Dopo le polemiche ora tocca allo sport
Oggi, finalmente, si gareggia. Delle Olimpiadi invernali, inaugurate ieri sera a Sochi con una sfarzosa cerimonia, finora si è parlato tanto soltanto per motivi extrasportivi: il timore di attentati terroristici, dopo le bombe fatte scoppiare a Volgograd, e le proteste per la legge antigay varata in Russia da Putin. Paure e polemiche giustificate, sia detto subito, che da oggi, almeno speriamo, dovranno però lasciare spazio a risultati e imprese sportive. Con questo scopo, infatti, erano state inventate le prime Olimpiadi nel 1896 ad Atene. I Giochi, purtroppo, sono nel frattempo diventati molto altro, oggetto di strumentalizzazioni politiche (basti ricordare i boicottaggi di Montreal 1976 da parte dell'Africa, di Mosca 1980 da parte degli Stati Uniti e di altri Paesi occidentali e di Los Angeles 1984 da parte dell'Unione Sovietica), di attacchi terroristici (dagli undici atleti israeliani uccisi dai fedayyn palestinesi a Monaco 1972 alla bomba fatta esplodere ad Atlanta 1996), di business legato principalmente ai diritti televisivi e di risultati falsati anche, e soprattutto, da pratiche sistematiche di doping.
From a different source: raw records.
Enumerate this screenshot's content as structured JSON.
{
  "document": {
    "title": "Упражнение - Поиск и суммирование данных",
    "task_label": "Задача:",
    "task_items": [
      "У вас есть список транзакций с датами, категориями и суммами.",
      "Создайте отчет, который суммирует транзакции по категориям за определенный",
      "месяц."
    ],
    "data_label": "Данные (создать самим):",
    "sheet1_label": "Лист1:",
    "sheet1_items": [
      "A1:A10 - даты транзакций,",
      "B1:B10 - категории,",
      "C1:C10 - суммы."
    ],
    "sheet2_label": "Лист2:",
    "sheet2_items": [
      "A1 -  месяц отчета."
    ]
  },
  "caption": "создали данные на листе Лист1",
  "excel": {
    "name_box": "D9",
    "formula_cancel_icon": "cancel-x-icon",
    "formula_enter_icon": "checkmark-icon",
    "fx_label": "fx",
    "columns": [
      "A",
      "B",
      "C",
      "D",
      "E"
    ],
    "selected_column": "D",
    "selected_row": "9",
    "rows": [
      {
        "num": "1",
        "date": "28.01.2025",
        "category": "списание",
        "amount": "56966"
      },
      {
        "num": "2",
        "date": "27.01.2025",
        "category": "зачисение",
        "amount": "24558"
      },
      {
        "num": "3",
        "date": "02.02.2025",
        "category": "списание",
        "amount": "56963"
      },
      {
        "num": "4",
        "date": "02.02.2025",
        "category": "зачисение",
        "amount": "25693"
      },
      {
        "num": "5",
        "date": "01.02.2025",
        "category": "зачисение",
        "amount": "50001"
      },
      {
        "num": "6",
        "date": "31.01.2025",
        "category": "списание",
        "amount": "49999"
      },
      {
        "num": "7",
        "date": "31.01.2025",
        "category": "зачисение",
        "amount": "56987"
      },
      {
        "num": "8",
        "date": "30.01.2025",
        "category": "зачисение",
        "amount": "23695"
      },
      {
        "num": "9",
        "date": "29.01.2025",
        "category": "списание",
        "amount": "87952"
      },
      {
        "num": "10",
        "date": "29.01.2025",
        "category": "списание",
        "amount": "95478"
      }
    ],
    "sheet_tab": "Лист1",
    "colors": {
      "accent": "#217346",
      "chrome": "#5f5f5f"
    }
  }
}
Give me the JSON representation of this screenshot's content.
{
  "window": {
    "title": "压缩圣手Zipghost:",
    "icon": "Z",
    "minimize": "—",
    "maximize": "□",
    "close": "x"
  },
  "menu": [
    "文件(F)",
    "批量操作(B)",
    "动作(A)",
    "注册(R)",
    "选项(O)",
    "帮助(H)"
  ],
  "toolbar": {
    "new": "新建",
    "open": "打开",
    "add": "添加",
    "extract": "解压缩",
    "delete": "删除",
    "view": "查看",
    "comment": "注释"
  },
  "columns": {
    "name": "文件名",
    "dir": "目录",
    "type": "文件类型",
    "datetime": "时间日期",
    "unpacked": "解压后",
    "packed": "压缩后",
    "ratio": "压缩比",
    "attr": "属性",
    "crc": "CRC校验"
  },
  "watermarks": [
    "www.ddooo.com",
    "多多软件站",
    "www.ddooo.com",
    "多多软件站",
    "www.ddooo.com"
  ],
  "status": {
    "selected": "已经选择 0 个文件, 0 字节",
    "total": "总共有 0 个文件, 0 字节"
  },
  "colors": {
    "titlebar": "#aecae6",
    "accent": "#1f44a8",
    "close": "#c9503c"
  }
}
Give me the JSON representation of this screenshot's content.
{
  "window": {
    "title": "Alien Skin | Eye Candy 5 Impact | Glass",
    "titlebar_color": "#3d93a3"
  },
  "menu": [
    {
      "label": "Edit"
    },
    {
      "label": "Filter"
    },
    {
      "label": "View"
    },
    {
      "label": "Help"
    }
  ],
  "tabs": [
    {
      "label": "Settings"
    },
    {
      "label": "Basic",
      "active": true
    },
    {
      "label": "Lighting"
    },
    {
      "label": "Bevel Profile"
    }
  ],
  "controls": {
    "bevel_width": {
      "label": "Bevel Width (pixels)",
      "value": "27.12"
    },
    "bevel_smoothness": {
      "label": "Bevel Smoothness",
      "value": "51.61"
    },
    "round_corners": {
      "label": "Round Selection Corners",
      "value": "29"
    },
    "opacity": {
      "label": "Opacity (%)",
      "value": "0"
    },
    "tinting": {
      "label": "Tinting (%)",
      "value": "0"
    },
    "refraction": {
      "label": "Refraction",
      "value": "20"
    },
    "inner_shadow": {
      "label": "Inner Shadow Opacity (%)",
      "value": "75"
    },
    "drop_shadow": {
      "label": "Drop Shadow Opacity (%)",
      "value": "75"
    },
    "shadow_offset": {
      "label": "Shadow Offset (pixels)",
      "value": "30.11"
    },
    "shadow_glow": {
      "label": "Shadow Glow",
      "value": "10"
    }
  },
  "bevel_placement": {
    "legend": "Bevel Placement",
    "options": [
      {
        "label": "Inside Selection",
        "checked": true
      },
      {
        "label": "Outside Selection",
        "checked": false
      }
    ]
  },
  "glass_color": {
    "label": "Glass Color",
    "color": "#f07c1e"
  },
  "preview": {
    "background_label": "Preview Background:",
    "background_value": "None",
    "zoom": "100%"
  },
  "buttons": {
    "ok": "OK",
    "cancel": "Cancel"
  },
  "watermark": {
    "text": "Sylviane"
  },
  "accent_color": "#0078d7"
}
Così, negli ultimi tempi, c'è chi ha iniziato a denigrare l'evento e c'è chi ha addirittura proposto di abolirlo. In Italia, poi, il gioco al massacro risulta ancor più facile per tre ordini di motivi.
Le Olimpiadi, per la prima volta nella storia, verranno trasmesse da una televisione privata (Sky e, in chiaro, Cielo) e non da quella di Stato che dovrà limitarsi a una triste trasmissione su RaiSport1 in tarda serata (dalle 22.30 alle 24) quando, complice anche il fuso di tre ore, tutti i risultati saranno ormai noti da tempo; la nazionale azzurra non può contare né su grandi campioni alla Alberto Tomba né su personaggi mediatici alla «Zorro» Zorzi e, per bocca del presidente del Coni Malagò, considererà un ottimo risultato migliorare anche di una sola medaglia il misero bottino di Vancouver 2010 (cinque allori); infine le discipline invernali sono «poco italiane». Su 113 atleti convocati ben 47 sono infatti altoatesini, praticamente tutti di madre lingua tedesca, e, in un sistema mediatico romanocentrico come il nostro, questa è una colpa grave. Eppure, a quasi 57 anni dal quel novembre 1957 in cui si tenne il famoso raduno di Castel Firmian con il «Los von Trient» lanciato da Silvius Magnago durante il quale i giovani carabinieri armati di mitraglietta non sapevano bene come comportarsi di fronte a migliaia di altoatesini in protesta, è bello constatare come ieri sera sia stato un militare dell'Arma altoatesino, Armin Zoeggeler, a portare con orgoglio la bandiera tricolore durante la cerimonia di inaugurazione.
È anche per questo che le Olimpiadi devono continuare a vivere. Sono un evento che rende possibile quanto sembrava impossibile. Sono un obiettivo simbolico per gli atleti, a partire dai più piccoli: provate a chiedere a un bambino che si avvia alla pratica di qualsiasi sport quale sia il suo sogno e vedrete quanti vi risponderanno «partecipare alle Olimpiadi». Sono un traino promozionale ineguagliabile per ogni attività sportiva: quanti sono gli atleti che hanno deciso di iniziare a frequentare una palestra, un campo o una pista dopo aver visto in tivù qualche campione in azione nei Giochi a cinque cerchi?
Da oggi, quindi, spazio alle gare. A Sochi ci sono 14 atleti trentini e, a meno di miracoli, nessuno può ambire a una medaglia. Nove di loro, però, hanno meno di 25 anni d'età e questo non può che farci ben sperare per il futuro anche se non faranno a tempo a partecipare all'edizione trentin-altoatesin-tirolese delle Olimpiadi invernali proposta dall'assessore provinciale allo sport Tiziano Mellarini. Un sogno anche questo, seppur le tre edizioni dei Mondiali di sci nordico egregiamente organizzate in valle di Fiemme sono lì a dimostrare come il Trentino sia in grado di gestire eventi sportivi iridati. Ma Trento e Bolzano, come dimostrano le recenti polemiche sull'autonomia, non godono al momento di grandi simpatie nel resto d'Italia. E il presidente del Coni Giovanni Malagò non perde occasione per sponsorizzare le Olimpiadi estive Roma 2024. Così, dopo i Mondiali di calcio 1990, potremmo assistere a un altro festival degli sprechi. Viva l'Italia.